Roguing Thieves is a previously unpublished Fortune’s Fools story by E.M. Swift-Hook.
It was another cycle before Dekker made good on his offer. A cycle during which Pan kept herself focused on being what they wanted her to be. She realised that the pirates were not so very different from the freetraders they prayed upon. They lurched from payday to payday making enough to get by and always dreaming of the big one that would let them retire. But unlike most freetraders they didn’t mind killing to get there.
By half way through that second cycle, she was no longer watched by human eyes at least, but she did nothing untoward.
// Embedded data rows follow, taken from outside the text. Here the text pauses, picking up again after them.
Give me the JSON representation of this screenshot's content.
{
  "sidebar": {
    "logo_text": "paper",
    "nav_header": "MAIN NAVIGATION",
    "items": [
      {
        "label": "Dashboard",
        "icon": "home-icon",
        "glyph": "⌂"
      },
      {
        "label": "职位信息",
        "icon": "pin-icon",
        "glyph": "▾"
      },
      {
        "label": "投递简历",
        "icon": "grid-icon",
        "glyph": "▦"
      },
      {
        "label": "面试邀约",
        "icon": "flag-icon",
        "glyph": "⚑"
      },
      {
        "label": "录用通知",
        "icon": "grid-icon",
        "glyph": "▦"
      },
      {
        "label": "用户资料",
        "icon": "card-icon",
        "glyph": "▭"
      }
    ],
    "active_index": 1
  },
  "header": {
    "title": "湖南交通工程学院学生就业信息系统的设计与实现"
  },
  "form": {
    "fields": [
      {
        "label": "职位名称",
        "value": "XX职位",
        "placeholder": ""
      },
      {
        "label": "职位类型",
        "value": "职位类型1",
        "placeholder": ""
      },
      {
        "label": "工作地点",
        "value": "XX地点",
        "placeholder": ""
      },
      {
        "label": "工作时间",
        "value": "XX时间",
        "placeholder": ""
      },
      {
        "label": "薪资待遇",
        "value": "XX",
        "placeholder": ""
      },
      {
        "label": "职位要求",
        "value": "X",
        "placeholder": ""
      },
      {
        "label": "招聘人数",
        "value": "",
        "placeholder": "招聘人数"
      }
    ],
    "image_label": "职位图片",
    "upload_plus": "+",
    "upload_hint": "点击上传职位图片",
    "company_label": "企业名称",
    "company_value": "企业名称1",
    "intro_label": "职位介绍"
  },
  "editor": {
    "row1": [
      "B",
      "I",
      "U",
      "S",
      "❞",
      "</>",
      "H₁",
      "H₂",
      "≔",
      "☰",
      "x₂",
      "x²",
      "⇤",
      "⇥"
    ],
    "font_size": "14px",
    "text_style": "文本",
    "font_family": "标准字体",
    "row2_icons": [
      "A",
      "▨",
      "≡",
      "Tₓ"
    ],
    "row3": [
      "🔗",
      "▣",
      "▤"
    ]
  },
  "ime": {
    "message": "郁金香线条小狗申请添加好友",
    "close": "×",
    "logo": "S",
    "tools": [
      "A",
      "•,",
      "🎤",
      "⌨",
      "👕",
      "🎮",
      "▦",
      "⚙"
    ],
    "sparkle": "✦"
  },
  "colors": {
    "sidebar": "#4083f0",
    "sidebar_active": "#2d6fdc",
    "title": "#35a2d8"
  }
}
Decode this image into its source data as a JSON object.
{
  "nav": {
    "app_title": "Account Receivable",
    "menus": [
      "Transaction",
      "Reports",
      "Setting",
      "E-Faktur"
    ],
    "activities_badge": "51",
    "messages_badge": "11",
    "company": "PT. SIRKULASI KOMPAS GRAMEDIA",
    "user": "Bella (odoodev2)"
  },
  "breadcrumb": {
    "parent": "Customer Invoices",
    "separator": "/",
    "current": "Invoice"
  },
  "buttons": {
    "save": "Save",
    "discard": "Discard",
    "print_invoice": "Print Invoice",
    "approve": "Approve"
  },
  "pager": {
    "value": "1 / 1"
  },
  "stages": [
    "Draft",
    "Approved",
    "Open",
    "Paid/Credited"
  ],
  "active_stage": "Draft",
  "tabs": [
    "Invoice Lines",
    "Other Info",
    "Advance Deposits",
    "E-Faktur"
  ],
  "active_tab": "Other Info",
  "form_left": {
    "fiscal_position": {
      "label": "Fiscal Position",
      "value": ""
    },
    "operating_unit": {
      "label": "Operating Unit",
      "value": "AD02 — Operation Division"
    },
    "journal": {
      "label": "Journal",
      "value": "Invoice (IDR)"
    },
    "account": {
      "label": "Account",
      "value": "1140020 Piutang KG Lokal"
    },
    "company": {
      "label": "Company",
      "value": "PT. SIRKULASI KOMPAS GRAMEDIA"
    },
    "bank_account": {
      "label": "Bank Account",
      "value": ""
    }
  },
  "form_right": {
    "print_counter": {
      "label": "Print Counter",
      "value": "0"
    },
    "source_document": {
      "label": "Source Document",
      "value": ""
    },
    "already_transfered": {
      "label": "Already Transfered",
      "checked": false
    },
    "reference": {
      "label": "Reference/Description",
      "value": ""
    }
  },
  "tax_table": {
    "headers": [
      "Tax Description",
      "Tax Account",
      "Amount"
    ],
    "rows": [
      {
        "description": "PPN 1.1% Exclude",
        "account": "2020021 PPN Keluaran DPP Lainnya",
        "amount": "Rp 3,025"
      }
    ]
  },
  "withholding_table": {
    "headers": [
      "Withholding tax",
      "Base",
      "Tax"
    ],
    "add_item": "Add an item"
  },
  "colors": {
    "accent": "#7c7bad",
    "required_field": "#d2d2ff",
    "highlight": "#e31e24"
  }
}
The upgrades on the interceptor were as good as she could get them and the burnt planet hopper had been repaired to space worthy status. Most ships were worth next to nothing to these pirates. Handling stolen vessels was a highly skilled trade. But Pan had been able to peel off this ship’s command ID and fit a masking one. It would need a specialist to finish the work, but Dekker was delighted as it meant they could sell it on for a better price than usual.
When he returned from doing so he was in such a good mood that he clapped Tolin and herself hard on the back.
“Go and have fun, children. Find us something worth hunting.”
Pan hadn’t realised it before, but she was beginning to feel at home in FTL space. It was safe. Nothing could reach into the womb of the ship to threaten her. Not even link communications could disturb her until they dropped out into the traffic stream of their destination world. And when they did, the first communication was from Jennay updating her with family news. Kiona was nearing the end of her time in education and looking to use her qualification in social-neurocology to make a career in public relations. The twins were reviewing their options whether or not to go into higher education and Jennay and her wife were expecting a baby. That last was the one thing that brought a genuine smile to Pan’s face. Having raised four children already, she was very sure Jennay would make a wonderful mother for a child of her own.
She had been sitting at the small table in the social area, eating a quick meal from the synth as she watched the message and glanced up as Tolin joined her.
“Good news?”
She shrugged and cancelled the screen, suddenly unwilling to share those she cared most about any longer with this man. A man with whom she was so intimate and yet had always been a total stranger. “Just family stuff.”
“You’re lucky to have them.”
He had told her he had no family. That he had inherited his ship from his grandfather, his father having vanished before he was born and his mother having died when he was young. But now Pan wasn’t sure any of that was true. It might well have been made up for her consumption. She no longer cared if it was or not.
“So what’s the plan?” she asked, to move the topic on.
“We do what we always did. Trade some ourselves, chat to the freetraders find out who is going where with what and when, and pass it on to Dek. He’ll maybe pick up one in eight of those we offer, but that’s his call. None of our business.” Tolin smiled and reached over the table to squeeze her hand.
A sudden wave of nausea choked in her throat and she pulled her hand sharply away, covering by faking a coughing fit. It worked that time, but she knew it wasn’t going to fool Tolin for long. He had already wondered why she was avoiding sex and she was running out of excuses.
She had to get away.
But that was easier said than done.
She could go to the CSF and tell them her story. If she was willing to give evidence against Dekker and his crew she might get off lightly herself. Maybe even completely. The problem was, just as she couldn’t send a hapless freetrader to certain doom, she couldn’t bring herself to do the same to Tolin and the others. She might despise them and want to stop them, but it was more than her conscience could bear to have their blood on her hands.
To have anyone’s blood on her hands.
Except if she didn’t stop them, the blood of every freetrader they ever ambushed would be. Ongoing.
It was an impossible dilemma and she resolved it by focusing on the most important first step: she had to get away.
If she didn’t then sooner or later she was going to betray herself and she had little doubt from what she had seen in Dekker’s eyes what that would mean. After she was free, she could think about the second part.